Besides being the first six graduates of the Master of Science in Health Technology (MS-HT) program in the College of Applied Health Sciences, the inaugural class had another thing to celebrate.
The six students, Marlene Robles Granda, Gabrielle Choo-Kang, Asif Huq, Tia King, Amrutha Kumaran and Neva Manalil, celebrated the completion of their degrees with a capstone presentation and award ceremony on Aug. 3, 2021. By the end of the year, they were all employed.
Robles Granda, for example, landed as a data scientist at OSF Healthcare. She credited the MS-HT program for helping “decide my career path.”
“Before the MS-HT, I worked as a software engineer to positively impact people's lives either by automating manual processes to help people in their daily activities. After I graduated, I could achieve my goal to blend my previous skills and knowledge with the knowledge of health technology. Now, I know what factors influence people to use technology and how to design health tech according to the needs of people. My skills developed in the MSHT allowed me to get into the healthcare system.”
The College of Applied Health Sciences, in collaboration with Grainger College of Engineering, developed the interdisciplinary MS-HT aimed at training professionals in improving the quality of life, health, and independence for people of all ages and abilities to maintain health and wellness; to manage chronic conditions; and to recover from injury or medical treatment.
The students are trained in software application, hardware engineering, human factors, and user-centered design, among other things in a program led by renowned researcher Dr. Wendy Rogers and associate director Dr. Nicole Holtzclaw-Stone.
Another of the first graduates, Tia King, said she was drawn to the MS-HT program because it “seemed really customizable. I knew I loved healthcare but also loved the idea of designing things. It seemed like I would be able to do both of those things with this program. Also talking with (Holtzclaw-Stone) prior was extremely helpful. She set up a meeting right away and answered all my questions (and continued to do so throughout the program).”
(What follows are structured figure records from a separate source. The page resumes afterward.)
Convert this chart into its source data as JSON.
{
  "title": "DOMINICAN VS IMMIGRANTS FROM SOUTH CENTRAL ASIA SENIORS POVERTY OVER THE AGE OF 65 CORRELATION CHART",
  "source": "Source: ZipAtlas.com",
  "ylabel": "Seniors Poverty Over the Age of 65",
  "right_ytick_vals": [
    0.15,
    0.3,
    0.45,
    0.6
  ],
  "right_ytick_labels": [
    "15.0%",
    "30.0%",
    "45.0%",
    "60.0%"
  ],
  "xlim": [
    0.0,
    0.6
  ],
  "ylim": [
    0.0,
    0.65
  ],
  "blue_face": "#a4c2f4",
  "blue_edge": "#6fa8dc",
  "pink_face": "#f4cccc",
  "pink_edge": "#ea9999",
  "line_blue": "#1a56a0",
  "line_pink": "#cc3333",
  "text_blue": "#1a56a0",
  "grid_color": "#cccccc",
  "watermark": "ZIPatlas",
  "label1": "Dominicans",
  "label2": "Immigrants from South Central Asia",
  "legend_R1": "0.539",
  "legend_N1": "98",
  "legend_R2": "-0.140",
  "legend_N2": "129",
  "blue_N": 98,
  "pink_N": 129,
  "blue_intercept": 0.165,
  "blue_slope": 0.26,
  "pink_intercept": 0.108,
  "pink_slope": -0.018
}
King said the MS-HT program led to a diversion in her plan.
“I thought that I wanted to be a clinical psychologist prior to this program,” she said. “When I was accepted into the program, I wanted to look at athletes and wearable devices, given I had played sports my entire life. But through (Dr. Tim Hale's) courses (Human Factors and Understanding Users), I knew the route that I wanted to take was (user interface and user experience).”
King said Hale’s courses “allowed me to find my career path.”
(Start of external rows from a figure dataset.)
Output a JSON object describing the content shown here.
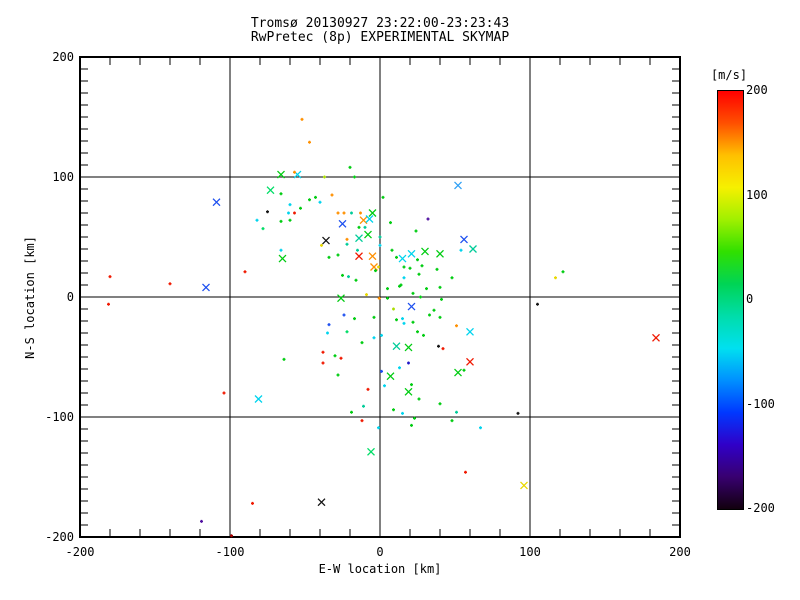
{
  "title": {
    "line1": "Tromsø 20130927 23:22:00-23:23:43",
    "line2": "RwPretec (8p) EXPERIMENTAL SKYMAP"
  },
  "axes": {
    "x": {
      "label": "E-W location [km]",
      "range": [
        -200,
        200
      ],
      "major_ticks": [
        -200,
        -100,
        0,
        100,
        200
      ],
      "minor_step": 20,
      "grid": true
    },
    "y": {
      "label": "N-S location [km]",
      "range": [
        -200,
        200
      ],
      "major_ticks": [
        200,
        100,
        0,
        -100,
        -200
      ],
      "minor_step": 10,
      "grid": true
    }
  },
  "colorbar": {
    "label": "[m/s]",
    "range": [
      -200,
      200
    ],
    "ticks": [
      200,
      100,
      0,
      -100,
      -200
    ],
    "gradient": [
      "#ff0000",
      "#ff5000",
      "#ffc000",
      "#f6f000",
      "#a0f000",
      "#30e000",
      "#00d455",
      "#00ddaa",
      "#00e0f0",
      "#0090ff",
      "#0038ff",
      "#3000c8",
      "#380070",
      "#12000e"
    ]
  },
  "palette": {
    "red": "#f01800",
    "darkred": "#a80000",
    "orange": "#ff9000",
    "yellow": "#e8d800",
    "yellowgreen": "#aadd00",
    "green": "#00cc11",
    "spring": "#00dd66",
    "teal": "#00cc99",
    "cyan": "#00d4ee",
    "lightblue": "#30a0f5",
    "blue": "#1e50f0",
    "darkblue": "#2018c8",
    "indigo": "#5010a0",
    "purple": "#400880",
    "black": "#141414"
  },
  "chart_data": {
    "type": "scatter",
    "title": "Tromsø 20130927 23:22:00-23:23:43 / RwPretec (8p) EXPERIMENTAL SKYMAP",
    "xlabel": "E-W location [km]",
    "ylabel": "N-S location [km]",
    "xlim": [
      -200,
      200
    ],
    "ylim": [
      -200,
      200
    ],
    "color_units": "m/s",
    "color_range": [
      -200,
      200
    ],
    "legend": "none",
    "grid": "major",
    "marker_types": {
      "x": "diagonal-cross",
      "d": "small-dot"
    },
    "points": [
      [
        -52,
        148,
        "orange",
        "d"
      ],
      [
        -47,
        129,
        "orange",
        "d"
      ],
      [
        -66,
        102,
        "green",
        "x"
      ],
      [
        -55,
        102,
        "cyan",
        "x"
      ],
      [
        -57,
        104,
        "orange",
        "d"
      ],
      [
        -37,
        100,
        "yellowgreen",
        "d"
      ],
      [
        -20,
        108,
        "green",
        "d"
      ],
      [
        -17,
        100,
        "green",
        "d"
      ],
      [
        -109,
        79,
        "blue",
        "x"
      ],
      [
        -73,
        89,
        "spring",
        "x"
      ],
      [
        -75,
        71,
        "black",
        "d"
      ],
      [
        -82,
        64,
        "cyan",
        "d"
      ],
      [
        -78,
        57,
        "spring",
        "d"
      ],
      [
        52,
        93,
        "lightblue",
        "x"
      ],
      [
        2,
        83,
        "green",
        "d"
      ],
      [
        -66,
        86,
        "green",
        "d"
      ],
      [
        -60,
        77,
        "cyan",
        "d"
      ],
      [
        -47,
        81,
        "green",
        "d"
      ],
      [
        -43,
        83,
        "green",
        "d"
      ],
      [
        -40,
        79,
        "cyan",
        "d"
      ],
      [
        -32,
        85,
        "orange",
        "d"
      ],
      [
        -61,
        70,
        "cyan",
        "d"
      ],
      [
        -57,
        70,
        "red",
        "d"
      ],
      [
        -53,
        74,
        "green",
        "d"
      ],
      [
        -66,
        63,
        "green",
        "d"
      ],
      [
        -60,
        64,
        "green",
        "d"
      ],
      [
        -28,
        70,
        "orange",
        "d"
      ],
      [
        -24,
        70,
        "orange",
        "d"
      ],
      [
        -19,
        70,
        "teal",
        "d"
      ],
      [
        -25,
        61,
        "blue",
        "x"
      ],
      [
        -11,
        64,
        "orange",
        "x"
      ],
      [
        -7,
        65,
        "cyan",
        "x"
      ],
      [
        -5,
        70,
        "green",
        "x"
      ],
      [
        -13,
        70,
        "orange",
        "d"
      ],
      [
        32,
        65,
        "indigo",
        "d"
      ],
      [
        7,
        62,
        "green",
        "d"
      ],
      [
        -14,
        58,
        "green",
        "d"
      ],
      [
        -10,
        58,
        "teal",
        "d"
      ],
      [
        -8,
        52,
        "green",
        "x"
      ],
      [
        -14,
        49,
        "teal",
        "x"
      ],
      [
        24,
        55,
        "green",
        "d"
      ],
      [
        -36,
        47,
        "black",
        "x"
      ],
      [
        -39,
        43,
        "yellow",
        "d"
      ],
      [
        -22,
        48,
        "orange",
        "d"
      ],
      [
        -22,
        44,
        "teal",
        "d"
      ],
      [
        -66,
        39,
        "cyan",
        "d"
      ],
      [
        -65,
        32,
        "green",
        "x"
      ],
      [
        -34,
        33,
        "green",
        "d"
      ],
      [
        -28,
        35,
        "green",
        "d"
      ],
      [
        -14,
        34,
        "red",
        "x"
      ],
      [
        -5,
        34,
        "orange",
        "x"
      ],
      [
        -4,
        25,
        "orange",
        "x"
      ],
      [
        -15,
        39,
        "teal",
        "d"
      ],
      [
        56,
        48,
        "blue",
        "x"
      ],
      [
        0,
        43,
        "cyan",
        "d"
      ],
      [
        0,
        50,
        "teal",
        "d"
      ],
      [
        21,
        36,
        "cyan",
        "x"
      ],
      [
        30,
        38,
        "green",
        "x"
      ],
      [
        40,
        36,
        "green",
        "x"
      ],
      [
        15,
        32,
        "cyan",
        "x"
      ],
      [
        54,
        39,
        "cyan",
        "d"
      ],
      [
        62,
        40,
        "teal",
        "x"
      ],
      [
        8,
        39,
        "green",
        "d"
      ],
      [
        11,
        33,
        "green",
        "d"
      ],
      [
        -25,
        18,
        "green",
        "d"
      ],
      [
        -21,
        17,
        "teal",
        "d"
      ],
      [
        -16,
        14,
        "green",
        "d"
      ],
      [
        -3,
        22,
        "green",
        "d"
      ],
      [
        25,
        31,
        "green",
        "d"
      ],
      [
        16,
        25,
        "green",
        "d"
      ],
      [
        20,
        24,
        "green",
        "d"
      ],
      [
        28,
        26,
        "green",
        "d"
      ],
      [
        38,
        23,
        "green",
        "d"
      ],
      [
        16,
        16,
        "cyan",
        "d"
      ],
      [
        26,
        19,
        "green",
        "d"
      ],
      [
        48,
        16,
        "green",
        "d"
      ],
      [
        117,
        16,
        "yellow",
        "d"
      ],
      [
        122,
        21,
        "green",
        "d"
      ],
      [
        -180,
        17,
        "red",
        "d"
      ],
      [
        -140,
        11,
        "red",
        "d"
      ],
      [
        -116,
        8,
        "blue",
        "x"
      ],
      [
        -90,
        21,
        "red",
        "d"
      ],
      [
        5,
        7,
        "green",
        "d"
      ],
      [
        13,
        9,
        "green",
        "d"
      ],
      [
        31,
        7,
        "green",
        "d"
      ],
      [
        40,
        8,
        "green",
        "d"
      ],
      [
        -9,
        2,
        "yellow",
        "d"
      ],
      [
        -26,
        -1,
        "green",
        "x"
      ],
      [
        14,
        10,
        "green",
        "d"
      ],
      [
        22,
        3,
        "green",
        "d"
      ],
      [
        27,
        0,
        "green",
        "d"
      ],
      [
        -1,
        25,
        "yellow",
        "d"
      ],
      [
        -181,
        -6,
        "red",
        "d"
      ],
      [
        105,
        -6,
        "black",
        "d"
      ],
      [
        -0.5,
        -1,
        "orange",
        "d"
      ],
      [
        5,
        -1,
        "green",
        "d"
      ],
      [
        41,
        -2,
        "green",
        "d"
      ],
      [
        21,
        -8,
        "blue",
        "x"
      ],
      [
        36,
        -11,
        "green",
        "d"
      ],
      [
        9,
        -10,
        "yellowgreen",
        "d"
      ],
      [
        33,
        -15,
        "green",
        "d"
      ],
      [
        40,
        -17,
        "green",
        "d"
      ],
      [
        15,
        -18,
        "cyan",
        "d"
      ],
      [
        16,
        -22,
        "cyan",
        "d"
      ],
      [
        11,
        -19,
        "green",
        "d"
      ],
      [
        22,
        -21,
        "green",
        "d"
      ],
      [
        51,
        -24,
        "orange",
        "d"
      ],
      [
        -24,
        -15,
        "blue",
        "d"
      ],
      [
        -17,
        -18,
        "green",
        "d"
      ],
      [
        -4,
        -17,
        "green",
        "d"
      ],
      [
        -34,
        -23,
        "blue",
        "d"
      ],
      [
        25,
        -29,
        "green",
        "d"
      ],
      [
        60,
        -29,
        "cyan",
        "x"
      ],
      [
        29,
        -32,
        "green",
        "d"
      ],
      [
        1,
        -32,
        "cyan",
        "d"
      ],
      [
        -35,
        -30,
        "cyan",
        "d"
      ],
      [
        -22,
        -29,
        "spring",
        "d"
      ],
      [
        -12,
        -38,
        "green",
        "d"
      ],
      [
        -4,
        -34,
        "cyan",
        "d"
      ],
      [
        -38,
        -46,
        "red",
        "d"
      ],
      [
        -30,
        -49,
        "green",
        "d"
      ],
      [
        -26,
        -51,
        "red",
        "d"
      ],
      [
        -64,
        -52,
        "green",
        "d"
      ],
      [
        -38,
        -55,
        "red",
        "d"
      ],
      [
        11,
        -41,
        "teal",
        "x"
      ],
      [
        19,
        -42,
        "green",
        "x"
      ],
      [
        39,
        -41,
        "black",
        "d"
      ],
      [
        42,
        -43,
        "red",
        "d"
      ],
      [
        60,
        -54,
        "red",
        "x"
      ],
      [
        19,
        -55,
        "darkblue",
        "d"
      ],
      [
        13,
        -59,
        "cyan",
        "d"
      ],
      [
        52,
        -63,
        "green",
        "x"
      ],
      [
        56,
        -61,
        "green",
        "d"
      ],
      [
        184,
        -34,
        "red",
        "x"
      ],
      [
        -28,
        -65,
        "green",
        "d"
      ],
      [
        1,
        -62,
        "blue",
        "d"
      ],
      [
        7,
        -66,
        "green",
        "x"
      ],
      [
        3,
        -74,
        "cyan",
        "d"
      ],
      [
        21,
        -73,
        "green",
        "d"
      ],
      [
        19,
        -79,
        "green",
        "x"
      ],
      [
        -8,
        -77,
        "red",
        "d"
      ],
      [
        26,
        -85,
        "green",
        "d"
      ],
      [
        40,
        -89,
        "green",
        "d"
      ],
      [
        -104,
        -80,
        "red",
        "d"
      ],
      [
        -81,
        -85,
        "cyan",
        "x"
      ],
      [
        9,
        -94,
        "green",
        "d"
      ],
      [
        15,
        -97,
        "cyan",
        "d"
      ],
      [
        51,
        -96,
        "teal",
        "d"
      ],
      [
        -11,
        -91,
        "teal",
        "d"
      ],
      [
        -19,
        -96,
        "green",
        "d"
      ],
      [
        92,
        -97,
        "black",
        "d"
      ],
      [
        -12,
        -103,
        "red",
        "d"
      ],
      [
        -1,
        -109,
        "cyan",
        "d"
      ],
      [
        23,
        -101,
        "green",
        "d"
      ],
      [
        21,
        -107,
        "green",
        "d"
      ],
      [
        48,
        -103,
        "green",
        "d"
      ],
      [
        67,
        -109,
        "cyan",
        "d"
      ],
      [
        -6,
        -129,
        "spring",
        "x"
      ],
      [
        57,
        -146,
        "red",
        "d"
      ],
      [
        -39,
        -171,
        "black",
        "x"
      ],
      [
        96,
        -157,
        "yellow",
        "x"
      ],
      [
        -85,
        -172,
        "red",
        "d"
      ],
      [
        -119,
        -187,
        "indigo",
        "d"
      ],
      [
        -99,
        -199,
        "darkred",
        "d"
      ]
    ]
  }
}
King, who landed at Curo Financial Technologies Corp. in Chicago as a product coordinator, said her new employer specifically mentioned MS-HT as a reason she was hired.
“The program was mentioned because I would bring a fresh perspective to the team, and how they view users given I was doing the FinTech field with a healthcare background,” King said. “My employer seemed interested in the length of the program and the skills I was able to learn.”
Robles Granda agreed.
“They haven’t told me directly about that, but every time they introduced me to a new peer, they say, ‘Marlene graduated from the new MS-HT program that UIUC offers.’ I strongly believe that MS-HT is the reason I was hired for this job.”
Dr. Jonathan Handler, a senior fellow on the OSF Healthcare Innovation team who is Robles Granda’s supervisor, said Robles Granda was absolutely correct.
“The MS-HT program was a key factor in hiring Marlene,” he said. “We would not have known of her availability and strong fit for our needs had we not had a relationship with the program and her professors who reached out and recommended her.”
Holtzclaw-Stone said the program is already showing growth, going from a class of six the first year to eight this year, with further growth planned for upcoming cohorts.
“We are so thrilled that our first cohort of graduates found jobs and that companies and organizations are recognizing the importance of an MS-HT degree, as well as the skills our students have acquired,” she said.
Handler said he would not hesitate to hire more MS-HT grads.
“Marlene has had an excellent start with us and we are thrilled to have her!,” he said. “We hope MS-HT graduates will consider joining us as new opportunities arise.”